The Centers for Disease Control and Prevention (CDC) Director Dr. Tom Frieden insinuated Tuesday that the first-ever individual to test positive for Ebola in the U.S. is not an American citizen. The patient — who is a male — arrived in Texas on Sept. 20 to visit family living in the U.S. from Liberia earlier this month and allegedly showed no symptoms while on the plane.
“It is certainly possible that someone who had contact with this individual, a family member or other individual, could develop Ebola in the coming weeks,” Frieden said Wednesday at a news conference. “But there is no doubt in my mind that we will stop it here.”
But North Texas is home to a Liberian community approximately totaling 10,000 members, and they’re not buying into the CDC’s optimism.
Stanley Gaye, the president of the Liberian Community Association of Dallas-Fort Worth, said the risk of exposure to the virus has spread throughout their country is higher than officials are letting on. A combination of flaws in the travel procedures and frequent gatherings, which are characteristic of the Liberian culture, have made for a dangerous combination.
“We’ve been telling people to try to stay away from social gatherings,” Gaye said at a community meeting Tuesday evening.
“We need to know who it is so that they (family members) can all go get tested,” Gaye told The Associated Press. “If they are aware, they should let us know.”
The association’s vice president is attempting to prevent alarm in the community while encouraging individuals to visit a doctor. But she expressed concern some potentially infected members may avoid taking the necessary steps.
“We don’t want to get a panic going,” said vice president Roseline Sayon. “We embrace those people who are coming forward. Don’t let the stigma keep you from getting tested.”
Passengers leaving Liberia must pass through a screening procedure health officials and airport authorities characterized as “rigorous.” CDC officials are present to aid staff at Monrovia’s airport, where plastic buckets filled with chlorinated water for hand-washing are placed throughout the airport. Passengers are questioned about recent travel history, but no real system to verify those answers is in place.
However, the procedural checks, as we’ve learned from the Texas case, offer no guarantee that an infected individual won’t get through the imperfect series of checks. Even more concerning, according to Binyah Kesselly, chairman of the Liberia Airport Authority’s board of directors, airport officials have no way of preventing someone not showing symptoms from boarding a plane.
Further, while passengers are checked as they board the passenger aircraft, it takes approximately two days to reach the United States from Liberia depending on the destination, at which point the passengers are not forced to pass through further screening upon entering the country. In the two-day period, a previously cleared passenger may have become symptomatic and no one he or she had contact with on the plane or on the trip from the airport, would ever know.

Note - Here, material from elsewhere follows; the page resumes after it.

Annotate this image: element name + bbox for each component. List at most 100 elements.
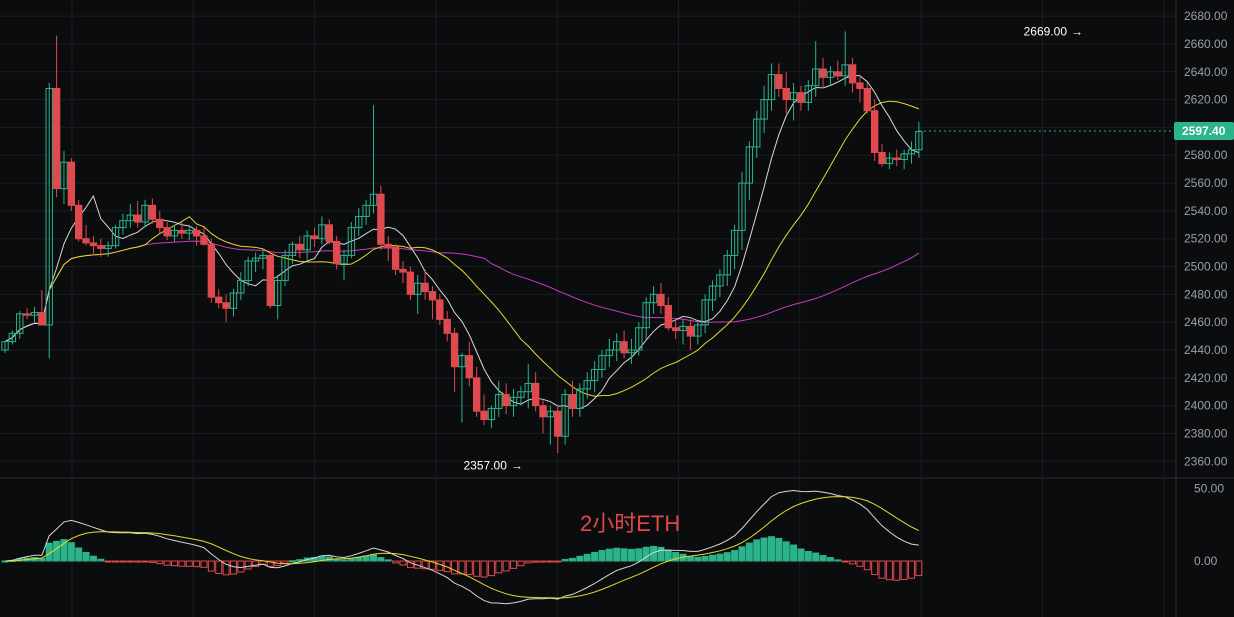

This is the danger facing the Lebanese community, Gaye and their other leaders, as well as the entire country.
Ebola symptoms include fever, muscle pain, vomiting and bleeding, but they can appear as long as 21 days after exposure to the virus. The disease is not contagious until symptoms begin, and it takes close contact with bodily fluids to spread. But the U.S. doctor exposed to the virus in Sierra Leone, who is now under observation at the National Institutes of Health in Washington D.C., wasn’t even assigned to the Ebola ward. According to officials, it was during the period before the patient determined they were symptomatic that the doctor was exposed and infected.
Liberia is one of the three hardest-hit countries in the epidemic, along with Sierra Leone and Guinea.